Seven Seconds põe o dedo na ferida ao falar sobre racismo e violência policial
Crítica da primeira temporada de Seven Seconds, nova série da Netflix
Nova série da Netflix debate temas atuais no mundo inteiro
“Eles vão te ferrar por Ferguson, Chicago, Baltimore. Por cada policial branco que já matou um garoto negro”, diz o policial Mike DiAngelo (David Lyons, de Revolution) para o recém chegado na Divisão de Narcóticos da Polícia de New Jersey, Peter Jablonski (Beau Knapp, de Shots Fired).
Sem maiores rodeios, a nova antologia criminal da Netflix, Seven Seconds, entrega o seu maior objetivo: cutucar algumas das maiores feridas americanas (hoje mais abertas do que nunca diante da administração Trump): o racismo e a violência policial.
A frase é dita logo no episódio piloto da série criada por Veena Sud, o nome por trás de The Killing. As cidades citadas por DiAngelo tiveram suas Polícias investigadas pelo governo dos Estados Unidos sob acusações de racismo e uso excessivo da força contra a população negra.
É também no primeiro episódio, logo nos primeiros minutos, que nós somos apresentados ao epicentro da trama. Enquanto dirigia rumo ao hospital para encontrar a esposa grávida, o policial Peter Jablonski atropela o adolescente que andava de bicicleta pelo parque coberto de neve. Em choque, ele pede ajuda aos colegas de farda.
Diante da emergência, o grupo resolve acobertar o crime e abandonam Brenton Butler em uma vala. A decisão tomada de forma fria, e (mal) calculada, transformaria a vida de cada um dos envolvidos a partir daí.
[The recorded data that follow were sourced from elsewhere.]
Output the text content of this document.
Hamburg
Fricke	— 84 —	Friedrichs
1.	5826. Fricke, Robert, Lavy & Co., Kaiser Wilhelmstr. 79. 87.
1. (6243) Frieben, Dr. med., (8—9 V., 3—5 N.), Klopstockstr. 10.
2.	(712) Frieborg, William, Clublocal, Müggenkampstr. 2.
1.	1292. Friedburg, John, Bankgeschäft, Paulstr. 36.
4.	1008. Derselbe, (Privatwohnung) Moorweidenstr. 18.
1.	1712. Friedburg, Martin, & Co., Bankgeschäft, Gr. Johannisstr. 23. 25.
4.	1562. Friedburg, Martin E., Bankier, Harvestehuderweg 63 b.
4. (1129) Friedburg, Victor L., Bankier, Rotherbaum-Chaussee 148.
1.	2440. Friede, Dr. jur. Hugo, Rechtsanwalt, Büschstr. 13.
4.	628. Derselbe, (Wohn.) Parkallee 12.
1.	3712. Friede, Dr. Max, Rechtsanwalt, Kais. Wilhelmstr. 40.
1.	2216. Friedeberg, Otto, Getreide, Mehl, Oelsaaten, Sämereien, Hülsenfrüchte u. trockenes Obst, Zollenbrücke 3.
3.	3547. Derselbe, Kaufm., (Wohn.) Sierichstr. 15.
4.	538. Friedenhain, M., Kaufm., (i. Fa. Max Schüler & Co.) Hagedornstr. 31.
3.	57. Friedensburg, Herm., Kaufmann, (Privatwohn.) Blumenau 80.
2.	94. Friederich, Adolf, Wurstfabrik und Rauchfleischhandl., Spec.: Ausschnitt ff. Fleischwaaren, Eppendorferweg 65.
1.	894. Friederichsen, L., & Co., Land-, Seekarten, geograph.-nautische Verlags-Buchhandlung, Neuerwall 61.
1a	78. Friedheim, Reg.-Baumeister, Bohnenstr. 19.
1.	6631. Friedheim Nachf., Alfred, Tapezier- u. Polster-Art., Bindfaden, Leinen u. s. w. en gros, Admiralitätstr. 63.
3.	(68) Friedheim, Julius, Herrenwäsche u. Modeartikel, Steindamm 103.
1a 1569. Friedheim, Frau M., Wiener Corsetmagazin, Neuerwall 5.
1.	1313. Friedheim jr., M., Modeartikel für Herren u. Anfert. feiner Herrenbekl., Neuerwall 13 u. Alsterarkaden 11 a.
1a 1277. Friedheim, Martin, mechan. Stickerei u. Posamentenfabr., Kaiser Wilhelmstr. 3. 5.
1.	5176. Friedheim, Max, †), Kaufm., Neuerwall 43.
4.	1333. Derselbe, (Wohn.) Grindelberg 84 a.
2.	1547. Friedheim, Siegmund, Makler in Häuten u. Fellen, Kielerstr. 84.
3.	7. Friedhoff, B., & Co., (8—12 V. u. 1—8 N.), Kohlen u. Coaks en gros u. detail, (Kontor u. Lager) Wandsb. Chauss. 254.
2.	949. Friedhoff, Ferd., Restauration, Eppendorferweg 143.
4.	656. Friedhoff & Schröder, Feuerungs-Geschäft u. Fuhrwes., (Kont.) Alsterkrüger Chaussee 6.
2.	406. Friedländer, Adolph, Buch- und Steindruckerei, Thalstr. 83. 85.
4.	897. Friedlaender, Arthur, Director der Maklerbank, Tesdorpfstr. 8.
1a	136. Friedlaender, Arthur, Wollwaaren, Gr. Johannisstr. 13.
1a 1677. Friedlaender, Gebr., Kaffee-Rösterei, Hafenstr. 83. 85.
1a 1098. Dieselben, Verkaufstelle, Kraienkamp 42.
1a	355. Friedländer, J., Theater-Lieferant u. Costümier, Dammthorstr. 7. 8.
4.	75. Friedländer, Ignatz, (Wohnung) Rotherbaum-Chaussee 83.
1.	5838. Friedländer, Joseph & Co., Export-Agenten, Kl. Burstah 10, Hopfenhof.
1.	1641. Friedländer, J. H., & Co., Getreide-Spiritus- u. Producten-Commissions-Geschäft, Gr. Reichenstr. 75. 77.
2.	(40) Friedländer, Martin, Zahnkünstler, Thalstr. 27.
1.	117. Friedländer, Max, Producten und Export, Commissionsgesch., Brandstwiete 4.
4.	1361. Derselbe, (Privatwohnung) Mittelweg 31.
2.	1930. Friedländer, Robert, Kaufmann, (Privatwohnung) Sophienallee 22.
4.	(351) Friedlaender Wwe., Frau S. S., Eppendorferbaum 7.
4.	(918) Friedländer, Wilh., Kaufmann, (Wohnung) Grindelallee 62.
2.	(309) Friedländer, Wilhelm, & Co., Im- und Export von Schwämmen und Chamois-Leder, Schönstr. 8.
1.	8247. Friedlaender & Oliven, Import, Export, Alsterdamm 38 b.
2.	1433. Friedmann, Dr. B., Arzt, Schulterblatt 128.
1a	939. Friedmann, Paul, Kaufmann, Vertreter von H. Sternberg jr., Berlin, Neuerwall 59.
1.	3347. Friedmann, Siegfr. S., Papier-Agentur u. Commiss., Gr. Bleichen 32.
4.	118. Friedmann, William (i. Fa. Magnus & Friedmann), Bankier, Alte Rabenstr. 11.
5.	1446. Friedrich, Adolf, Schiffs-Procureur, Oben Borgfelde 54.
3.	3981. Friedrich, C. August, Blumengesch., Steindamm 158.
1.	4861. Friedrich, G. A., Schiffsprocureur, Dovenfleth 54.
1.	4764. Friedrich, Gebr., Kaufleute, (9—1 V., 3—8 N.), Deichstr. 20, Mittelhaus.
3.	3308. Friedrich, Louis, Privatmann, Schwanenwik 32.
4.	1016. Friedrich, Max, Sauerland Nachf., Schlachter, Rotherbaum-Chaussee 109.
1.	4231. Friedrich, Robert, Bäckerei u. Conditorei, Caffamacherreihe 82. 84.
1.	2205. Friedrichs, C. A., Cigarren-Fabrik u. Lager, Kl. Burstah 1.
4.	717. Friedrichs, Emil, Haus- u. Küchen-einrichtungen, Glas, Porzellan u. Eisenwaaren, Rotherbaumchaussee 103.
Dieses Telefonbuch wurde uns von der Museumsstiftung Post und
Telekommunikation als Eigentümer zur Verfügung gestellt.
Brenton é filho único de Latrice (a formidável Regina King, de American Crime) e Isaiah Butler (Russell Hornsby, de Grimm): pais trabalhadores e devotos que acabaram de comprar uma casa fora dos conjuntos habitacionais populares – os famosos “projects” – com o objetivo de deixar Brenton longe de qualquer influência das gangues que ali atuam.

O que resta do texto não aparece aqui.